Ce soir, Mister Gabriel vous instruit à grands coups de doctrines
écologiques.
En plus, dans ce dvd, Peter veut vous montrer l’envers du décor
: les cameramen immortalisant le show, enregistré à
Milan, en Italie, sont affublés d’immondes et voyantes salopettes
orange vif. On ne peut pas les manquer. Ca tombe bien, c’est le
but ! Entre les morceaux s’écoulent parfois de nombreuses
minutes, pendant lesquelles les techniciens « changent le
plateau », c’est-à-dire changent les décors,
bougent les musiciens de place (ils sont tous sur des petits podiums
roulants…). De plus, certains plans de caméra, bien placés,
nous montrent qu’il y a aussi de la vie en dessous, une sorte de
« secret world » dans lequel les techniciens changent
les cordes des guitares, préparent les décors du morceau
suivant, etc.
Alors, évidemment, pour que le spectacle soit rodé,
il fallait bien faire l’impasse sur quelques points. Et, paradoxalement,
c’est l’aspect musical qui en fait les frais. Ou plutôt, les
musiciens. En effet, les écrans d’ordinateurs jonchent la
scène, et on ne compte plus les programmations batteries
et claviers préenregistrées, mais déclenchées
en live. En clair, les musiciens n’ont pas toujours les mains sur
leurs instruments…
Les grands moments :
Le premier morceau, ou plutôt, le prélude. Pour
un ancien timide, Peter n’a pas choisi son entrée au hasard,
c’est le moins qu’on puisse dire ! C’est seul qu’il se présente
sur scène, et chante « Here comes the flood
», en s’accompagnant au clavier, avant que ses musiciens ne
le rejoignent pour faire réellement démarrer le show
avec « Darkness ».
La scène ronde, sur laquelle les musiciens jouent en rond,
en se regardant (on se croirait revenu au temps de l’émission
« Taratata »). Cette scène fonctionne en trois
dimensions : horizontalement, mais aussi verticalement.

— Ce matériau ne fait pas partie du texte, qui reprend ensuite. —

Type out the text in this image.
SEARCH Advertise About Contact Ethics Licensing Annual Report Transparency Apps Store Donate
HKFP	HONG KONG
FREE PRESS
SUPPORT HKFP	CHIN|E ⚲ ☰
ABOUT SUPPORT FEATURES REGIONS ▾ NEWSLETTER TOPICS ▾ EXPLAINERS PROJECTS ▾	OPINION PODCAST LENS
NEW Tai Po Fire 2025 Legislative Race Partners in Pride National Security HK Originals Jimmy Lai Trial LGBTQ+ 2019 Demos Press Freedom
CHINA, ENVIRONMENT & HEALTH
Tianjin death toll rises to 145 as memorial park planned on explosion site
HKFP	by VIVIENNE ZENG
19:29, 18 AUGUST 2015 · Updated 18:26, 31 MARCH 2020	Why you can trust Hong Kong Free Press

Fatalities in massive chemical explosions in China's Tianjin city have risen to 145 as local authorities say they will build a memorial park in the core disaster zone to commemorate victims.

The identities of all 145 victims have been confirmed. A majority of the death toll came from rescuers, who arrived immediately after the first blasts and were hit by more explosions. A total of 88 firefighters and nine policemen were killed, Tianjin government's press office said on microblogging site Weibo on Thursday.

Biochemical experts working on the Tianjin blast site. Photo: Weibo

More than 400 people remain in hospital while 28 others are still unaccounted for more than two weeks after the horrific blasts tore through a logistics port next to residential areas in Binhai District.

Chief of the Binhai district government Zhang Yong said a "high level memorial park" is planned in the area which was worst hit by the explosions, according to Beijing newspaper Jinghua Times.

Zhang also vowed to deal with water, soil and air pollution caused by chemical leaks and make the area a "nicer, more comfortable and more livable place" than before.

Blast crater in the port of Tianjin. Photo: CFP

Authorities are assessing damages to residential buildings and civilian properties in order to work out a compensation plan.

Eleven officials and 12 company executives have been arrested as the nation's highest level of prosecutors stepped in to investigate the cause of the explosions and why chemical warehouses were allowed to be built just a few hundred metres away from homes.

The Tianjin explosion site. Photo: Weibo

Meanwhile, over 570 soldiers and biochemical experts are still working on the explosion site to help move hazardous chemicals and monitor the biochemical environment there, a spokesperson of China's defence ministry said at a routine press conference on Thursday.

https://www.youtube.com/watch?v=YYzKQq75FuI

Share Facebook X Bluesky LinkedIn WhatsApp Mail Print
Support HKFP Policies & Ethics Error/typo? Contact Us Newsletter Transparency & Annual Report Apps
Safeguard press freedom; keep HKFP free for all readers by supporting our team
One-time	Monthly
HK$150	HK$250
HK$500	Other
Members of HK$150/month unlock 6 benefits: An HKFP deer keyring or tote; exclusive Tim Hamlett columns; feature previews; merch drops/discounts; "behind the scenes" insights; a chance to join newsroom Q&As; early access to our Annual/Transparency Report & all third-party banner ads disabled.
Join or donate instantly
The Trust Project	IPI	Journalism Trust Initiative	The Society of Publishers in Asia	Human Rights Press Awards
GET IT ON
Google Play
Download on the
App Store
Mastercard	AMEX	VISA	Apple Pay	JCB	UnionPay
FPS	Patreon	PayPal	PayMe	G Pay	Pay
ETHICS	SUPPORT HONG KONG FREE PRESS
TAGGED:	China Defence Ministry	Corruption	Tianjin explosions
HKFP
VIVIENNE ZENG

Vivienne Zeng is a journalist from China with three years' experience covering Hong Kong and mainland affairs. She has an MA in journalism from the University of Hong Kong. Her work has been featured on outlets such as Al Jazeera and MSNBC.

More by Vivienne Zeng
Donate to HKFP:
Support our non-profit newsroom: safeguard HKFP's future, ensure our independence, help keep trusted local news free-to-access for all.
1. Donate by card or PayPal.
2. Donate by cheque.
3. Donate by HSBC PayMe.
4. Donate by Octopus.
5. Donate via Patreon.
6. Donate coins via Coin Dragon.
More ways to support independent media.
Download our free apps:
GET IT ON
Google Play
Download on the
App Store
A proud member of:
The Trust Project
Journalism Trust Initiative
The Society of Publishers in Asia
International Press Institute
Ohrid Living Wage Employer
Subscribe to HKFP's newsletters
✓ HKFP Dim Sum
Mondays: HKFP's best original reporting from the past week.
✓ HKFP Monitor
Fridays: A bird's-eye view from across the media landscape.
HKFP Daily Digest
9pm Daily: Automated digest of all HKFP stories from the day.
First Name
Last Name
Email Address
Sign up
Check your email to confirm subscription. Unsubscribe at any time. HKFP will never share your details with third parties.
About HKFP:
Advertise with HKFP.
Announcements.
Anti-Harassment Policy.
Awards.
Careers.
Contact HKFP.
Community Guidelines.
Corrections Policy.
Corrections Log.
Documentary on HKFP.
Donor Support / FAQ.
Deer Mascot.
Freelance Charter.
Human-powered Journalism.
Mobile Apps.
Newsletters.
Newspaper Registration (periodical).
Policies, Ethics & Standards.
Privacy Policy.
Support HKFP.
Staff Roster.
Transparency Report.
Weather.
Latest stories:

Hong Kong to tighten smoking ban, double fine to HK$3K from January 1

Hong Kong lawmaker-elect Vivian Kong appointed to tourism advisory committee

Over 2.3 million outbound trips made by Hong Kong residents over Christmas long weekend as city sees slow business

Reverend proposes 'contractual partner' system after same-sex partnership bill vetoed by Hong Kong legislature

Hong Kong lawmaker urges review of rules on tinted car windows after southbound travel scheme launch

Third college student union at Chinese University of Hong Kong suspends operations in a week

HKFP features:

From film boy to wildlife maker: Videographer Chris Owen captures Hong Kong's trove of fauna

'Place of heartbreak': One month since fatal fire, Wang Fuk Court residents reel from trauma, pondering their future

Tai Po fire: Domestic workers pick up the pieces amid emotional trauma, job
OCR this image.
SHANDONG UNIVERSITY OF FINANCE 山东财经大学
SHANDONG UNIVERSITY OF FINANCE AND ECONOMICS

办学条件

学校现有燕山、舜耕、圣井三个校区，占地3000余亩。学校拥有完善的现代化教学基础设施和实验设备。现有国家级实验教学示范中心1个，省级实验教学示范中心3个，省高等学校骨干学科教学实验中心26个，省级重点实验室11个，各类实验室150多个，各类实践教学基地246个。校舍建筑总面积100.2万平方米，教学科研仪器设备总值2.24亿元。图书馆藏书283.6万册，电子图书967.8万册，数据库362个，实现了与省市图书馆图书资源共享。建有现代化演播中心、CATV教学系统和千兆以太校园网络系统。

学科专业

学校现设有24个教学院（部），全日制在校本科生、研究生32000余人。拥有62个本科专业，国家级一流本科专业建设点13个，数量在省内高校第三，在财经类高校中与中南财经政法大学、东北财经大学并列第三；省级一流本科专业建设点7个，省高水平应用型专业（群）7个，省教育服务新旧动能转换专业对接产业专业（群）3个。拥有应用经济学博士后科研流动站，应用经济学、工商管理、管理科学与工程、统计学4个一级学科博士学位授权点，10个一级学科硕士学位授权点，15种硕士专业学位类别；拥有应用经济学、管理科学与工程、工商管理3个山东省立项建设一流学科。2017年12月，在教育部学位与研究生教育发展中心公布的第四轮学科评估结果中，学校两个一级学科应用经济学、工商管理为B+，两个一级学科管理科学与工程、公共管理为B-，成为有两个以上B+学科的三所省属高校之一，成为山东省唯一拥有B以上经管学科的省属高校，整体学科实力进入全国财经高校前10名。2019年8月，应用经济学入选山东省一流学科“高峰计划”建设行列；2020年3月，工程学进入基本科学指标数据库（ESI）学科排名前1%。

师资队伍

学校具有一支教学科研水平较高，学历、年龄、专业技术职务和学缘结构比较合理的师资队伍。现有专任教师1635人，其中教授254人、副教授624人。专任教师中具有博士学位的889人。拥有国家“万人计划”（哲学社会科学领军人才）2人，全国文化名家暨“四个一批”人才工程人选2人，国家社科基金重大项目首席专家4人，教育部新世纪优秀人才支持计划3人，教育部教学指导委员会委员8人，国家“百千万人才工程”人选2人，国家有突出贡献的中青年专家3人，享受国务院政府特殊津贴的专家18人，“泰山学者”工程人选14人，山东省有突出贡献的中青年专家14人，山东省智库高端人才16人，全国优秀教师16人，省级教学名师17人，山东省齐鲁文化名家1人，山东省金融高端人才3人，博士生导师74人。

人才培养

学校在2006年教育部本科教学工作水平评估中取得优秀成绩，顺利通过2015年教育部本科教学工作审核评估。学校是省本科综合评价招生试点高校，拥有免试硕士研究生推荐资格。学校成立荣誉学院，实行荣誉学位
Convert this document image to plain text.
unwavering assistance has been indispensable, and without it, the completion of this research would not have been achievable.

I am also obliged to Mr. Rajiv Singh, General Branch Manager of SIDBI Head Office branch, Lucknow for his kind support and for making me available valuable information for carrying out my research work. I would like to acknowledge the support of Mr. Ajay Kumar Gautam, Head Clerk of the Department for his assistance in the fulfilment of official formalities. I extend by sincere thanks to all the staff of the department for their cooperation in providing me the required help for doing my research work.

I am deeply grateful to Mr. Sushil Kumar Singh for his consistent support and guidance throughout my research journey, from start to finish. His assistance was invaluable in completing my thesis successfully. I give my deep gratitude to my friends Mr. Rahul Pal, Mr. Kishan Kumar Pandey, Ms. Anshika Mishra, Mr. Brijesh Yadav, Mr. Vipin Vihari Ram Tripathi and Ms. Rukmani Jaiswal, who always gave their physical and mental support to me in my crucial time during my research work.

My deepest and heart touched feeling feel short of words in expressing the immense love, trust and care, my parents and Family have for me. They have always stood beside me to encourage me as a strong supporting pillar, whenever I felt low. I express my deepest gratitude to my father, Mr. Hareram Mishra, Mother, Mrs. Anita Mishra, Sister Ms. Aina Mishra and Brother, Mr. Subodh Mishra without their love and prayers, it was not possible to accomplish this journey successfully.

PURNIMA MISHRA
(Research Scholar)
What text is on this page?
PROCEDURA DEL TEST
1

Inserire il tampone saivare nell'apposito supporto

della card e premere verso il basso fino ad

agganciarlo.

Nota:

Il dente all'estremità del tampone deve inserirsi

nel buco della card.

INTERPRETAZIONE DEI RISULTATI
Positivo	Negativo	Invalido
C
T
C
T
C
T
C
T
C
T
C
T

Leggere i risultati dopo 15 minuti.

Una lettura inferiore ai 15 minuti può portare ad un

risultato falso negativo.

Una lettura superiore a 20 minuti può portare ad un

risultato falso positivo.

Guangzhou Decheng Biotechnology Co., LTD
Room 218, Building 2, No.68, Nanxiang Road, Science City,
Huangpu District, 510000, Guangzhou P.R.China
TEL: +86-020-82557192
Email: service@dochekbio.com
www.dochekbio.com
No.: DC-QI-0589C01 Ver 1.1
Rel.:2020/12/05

Sa ravissante fille, Mélanie, qu’il a recruté comme
choriste.
Les choeurs à la fin de « Sky Blue »
(avec le sextet The Blind Boys of Alabama) et au début de
« Mercy Street ».
La chorégraphie à la fin de « Downside
up ».
Le « Barry Williams Show » façon U2…
La sphère géante de « Growing Up ».
Une pure merveille ! Dans le film présentant le spectacle,
inclus dans les bonus du dvd, nous apprenons que Peter devait initialement
se jeter dans la foule avec cette gigantesque boule. Le problème,
c’est qu’elle pèse presque 200 kilos et aurait écrasé
des gens.
Le vélo dans « Solsburry Hill ». Peter
fait attention, car il a toujours peur de tomber…
Le public chantant l’intro de « Sledgehammer »
avant que le morceau n’ait commencé.
Le veste « lumineuse » de « Sledgehammer
».
« Signal to Noise », avec son atmosphère
trip-hop et son final. Un grand moment.
Le dernier morceau, l’émouvant « Father to son
», qu’il interprète au piano, uniquement accompagné
de son vieux complice Tony Levin.
Et surtout, la voix de Peter, qui, comme le vin, semble se bonifier
avec l’âge.
Tout cela vous rend curieux ? Une seule solution : courez acheter
ce dvd exceptionnel !
Site officiel : www.petergabriel.com
Le saviez-vous ? Le micro « main »
utilisé par Peter Gabriel n'est pas branché. Seul
fonctionne son micro casque, captant la voix. Pourquoi cet artifice
? Car le fait de tenir quelque chose dans sa main (un micro ou un
tambourin) rassure Peter Gabriel qui éprouve encore, à
54 ans, quelques difficultés à affronter des salles
remplies de gens hurlant son nom. Dans le métier, on appelle
ça le trac ou le talent, au choix…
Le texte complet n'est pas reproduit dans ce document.